Henry Ruggs III has been a draft darling of Eagles fans for a few months now. Ruggs’ appeal is obvious: He has sub 4.3 speed and the Eagles seemingly need speed on offense more than anything else. Despite Ruggs only catching 40 passes in 2019 (the lowest figure among top receivers), he converted 17.5% of catches into touchdowns. That rate is higher than Jerry Jeudy and Justin Jefferson. They’re both higher volume receivers, so the efficiency disparity makes sense. However, compared to other “home run” types like Jalen Reagor and KJ Hamler who have low catch numbers; Ruggs still converted catches to touchdowns at a higher rate and had a significantly higher yards per catch rate. So while the worries about Ruggs’ low volume production at ‘Bama are valid, there is no doubt he maximized his touches in a very talented offense.
Ruggs’ speed makes people think of him as a deep threat, but that is a misconception. While Ruggs made an impact downfield at Bama, his real strength was turning short and intermediate passes into long gains and touchdowns. His instantaneous acceleration and uncanny ability to turn upfield after receptions makes him a touchdown threat from anywhere on the field. Ruggs’ weaknesses pertain mostly to his lack of downfield ball tracking skills and his size, which disadvantages him in contested situations. So his NFL transition will be about getting him the ball in the short passing game to get him going and making sure he still gets targets downfield to help develop that aspect of his game.
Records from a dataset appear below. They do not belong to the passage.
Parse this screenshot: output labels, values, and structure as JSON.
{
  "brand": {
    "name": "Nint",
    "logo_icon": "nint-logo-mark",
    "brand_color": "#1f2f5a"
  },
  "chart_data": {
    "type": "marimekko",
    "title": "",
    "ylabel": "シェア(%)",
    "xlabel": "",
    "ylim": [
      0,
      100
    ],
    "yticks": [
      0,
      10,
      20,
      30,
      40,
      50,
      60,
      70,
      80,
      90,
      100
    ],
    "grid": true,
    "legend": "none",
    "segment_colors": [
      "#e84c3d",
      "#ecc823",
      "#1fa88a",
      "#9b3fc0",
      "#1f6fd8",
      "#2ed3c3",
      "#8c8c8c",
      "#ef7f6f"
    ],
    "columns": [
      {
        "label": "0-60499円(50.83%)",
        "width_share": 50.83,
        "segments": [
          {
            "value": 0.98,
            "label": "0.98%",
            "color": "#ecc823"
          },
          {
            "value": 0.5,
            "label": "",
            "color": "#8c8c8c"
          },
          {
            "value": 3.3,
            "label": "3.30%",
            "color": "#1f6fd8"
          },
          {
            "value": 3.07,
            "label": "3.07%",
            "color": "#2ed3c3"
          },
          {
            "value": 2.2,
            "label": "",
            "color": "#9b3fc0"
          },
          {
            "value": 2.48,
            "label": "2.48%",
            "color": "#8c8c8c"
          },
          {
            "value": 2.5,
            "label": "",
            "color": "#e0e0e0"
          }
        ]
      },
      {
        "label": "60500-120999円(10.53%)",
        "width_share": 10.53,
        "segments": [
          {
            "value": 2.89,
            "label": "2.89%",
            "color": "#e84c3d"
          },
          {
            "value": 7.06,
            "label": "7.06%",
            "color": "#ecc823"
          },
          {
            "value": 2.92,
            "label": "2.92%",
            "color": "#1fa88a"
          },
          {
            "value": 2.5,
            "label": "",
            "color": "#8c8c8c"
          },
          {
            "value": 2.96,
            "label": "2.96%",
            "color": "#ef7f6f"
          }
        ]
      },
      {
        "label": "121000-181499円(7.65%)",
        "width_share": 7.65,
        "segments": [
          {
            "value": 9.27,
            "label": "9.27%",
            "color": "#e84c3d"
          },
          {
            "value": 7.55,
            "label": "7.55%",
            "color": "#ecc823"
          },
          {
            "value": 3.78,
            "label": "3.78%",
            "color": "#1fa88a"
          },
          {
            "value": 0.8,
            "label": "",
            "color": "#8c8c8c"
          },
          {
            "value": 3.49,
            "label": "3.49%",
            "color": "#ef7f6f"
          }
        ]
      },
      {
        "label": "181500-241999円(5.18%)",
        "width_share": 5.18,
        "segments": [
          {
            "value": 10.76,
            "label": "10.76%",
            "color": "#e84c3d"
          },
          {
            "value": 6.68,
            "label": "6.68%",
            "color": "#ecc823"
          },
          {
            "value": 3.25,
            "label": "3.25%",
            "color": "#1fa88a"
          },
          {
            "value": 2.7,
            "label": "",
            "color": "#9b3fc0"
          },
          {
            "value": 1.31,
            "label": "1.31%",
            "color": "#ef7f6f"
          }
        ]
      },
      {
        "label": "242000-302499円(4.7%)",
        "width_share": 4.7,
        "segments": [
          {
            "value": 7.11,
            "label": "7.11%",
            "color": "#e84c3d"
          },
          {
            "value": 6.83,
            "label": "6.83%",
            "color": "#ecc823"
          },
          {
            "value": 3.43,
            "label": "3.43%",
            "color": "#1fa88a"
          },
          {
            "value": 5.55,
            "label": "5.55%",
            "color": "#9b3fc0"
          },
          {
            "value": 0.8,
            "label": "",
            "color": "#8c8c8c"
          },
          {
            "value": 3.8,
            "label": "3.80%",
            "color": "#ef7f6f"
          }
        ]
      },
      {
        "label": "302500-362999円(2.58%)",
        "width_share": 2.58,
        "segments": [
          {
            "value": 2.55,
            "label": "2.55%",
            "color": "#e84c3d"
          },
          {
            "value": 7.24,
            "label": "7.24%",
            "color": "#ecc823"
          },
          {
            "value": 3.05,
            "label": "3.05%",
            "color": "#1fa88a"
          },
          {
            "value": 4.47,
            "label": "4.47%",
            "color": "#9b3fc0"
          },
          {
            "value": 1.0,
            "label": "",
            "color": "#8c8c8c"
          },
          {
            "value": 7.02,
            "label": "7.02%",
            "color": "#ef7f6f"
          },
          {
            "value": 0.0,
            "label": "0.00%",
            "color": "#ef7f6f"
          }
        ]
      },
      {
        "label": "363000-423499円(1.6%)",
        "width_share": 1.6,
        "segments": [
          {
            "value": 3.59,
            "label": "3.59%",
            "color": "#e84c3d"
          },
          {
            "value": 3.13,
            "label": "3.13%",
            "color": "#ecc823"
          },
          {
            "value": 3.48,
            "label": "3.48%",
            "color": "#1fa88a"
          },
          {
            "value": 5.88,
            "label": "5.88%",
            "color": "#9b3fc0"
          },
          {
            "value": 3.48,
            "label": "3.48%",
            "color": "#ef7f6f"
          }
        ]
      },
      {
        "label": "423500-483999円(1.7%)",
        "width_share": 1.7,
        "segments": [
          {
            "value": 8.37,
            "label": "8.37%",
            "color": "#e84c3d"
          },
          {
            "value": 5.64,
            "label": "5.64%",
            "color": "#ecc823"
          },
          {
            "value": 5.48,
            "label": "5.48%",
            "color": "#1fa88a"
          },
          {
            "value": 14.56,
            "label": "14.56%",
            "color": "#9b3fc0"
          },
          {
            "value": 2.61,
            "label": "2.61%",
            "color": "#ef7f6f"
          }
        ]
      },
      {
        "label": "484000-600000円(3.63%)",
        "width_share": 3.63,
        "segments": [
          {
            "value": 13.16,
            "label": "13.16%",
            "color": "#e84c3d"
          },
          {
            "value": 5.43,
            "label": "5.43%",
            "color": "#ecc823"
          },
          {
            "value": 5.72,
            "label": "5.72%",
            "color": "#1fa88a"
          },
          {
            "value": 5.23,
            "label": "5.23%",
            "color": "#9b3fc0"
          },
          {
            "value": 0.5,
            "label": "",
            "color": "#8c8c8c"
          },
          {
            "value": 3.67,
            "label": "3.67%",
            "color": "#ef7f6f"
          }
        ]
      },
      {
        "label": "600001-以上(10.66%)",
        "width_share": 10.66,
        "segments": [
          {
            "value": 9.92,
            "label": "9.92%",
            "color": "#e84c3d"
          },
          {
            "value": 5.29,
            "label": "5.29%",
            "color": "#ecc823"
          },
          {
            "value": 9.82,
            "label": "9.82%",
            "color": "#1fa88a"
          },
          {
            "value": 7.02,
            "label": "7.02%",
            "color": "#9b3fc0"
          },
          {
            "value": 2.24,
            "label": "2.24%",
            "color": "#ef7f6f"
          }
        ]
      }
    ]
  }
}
The competitive advantage of having Ruggs in the lineup is that he doesn’t need to be an effective downfield to spread a defense vertically. His YAC ability and the chance he catches a ball 20 yards deep means safeties will need to line up deeper and teams will general gameplan on preventing Ruggs from getting out in space. So he has an “off-ball” impact that could immediately help the Eagles. Ruggs makes a lot of sense for what the Eagles need and despite him needing to grow in key areas as a pro, he will quickly help the Eagles stretch a field on offense. He has proven he doesn’t need to see a lot of targets to be dangerous and similar to Desean Jackson in his prime, his mere presence on the field will help open up the field for Dallas Goedert, Zach Ertz and Miles Sanders.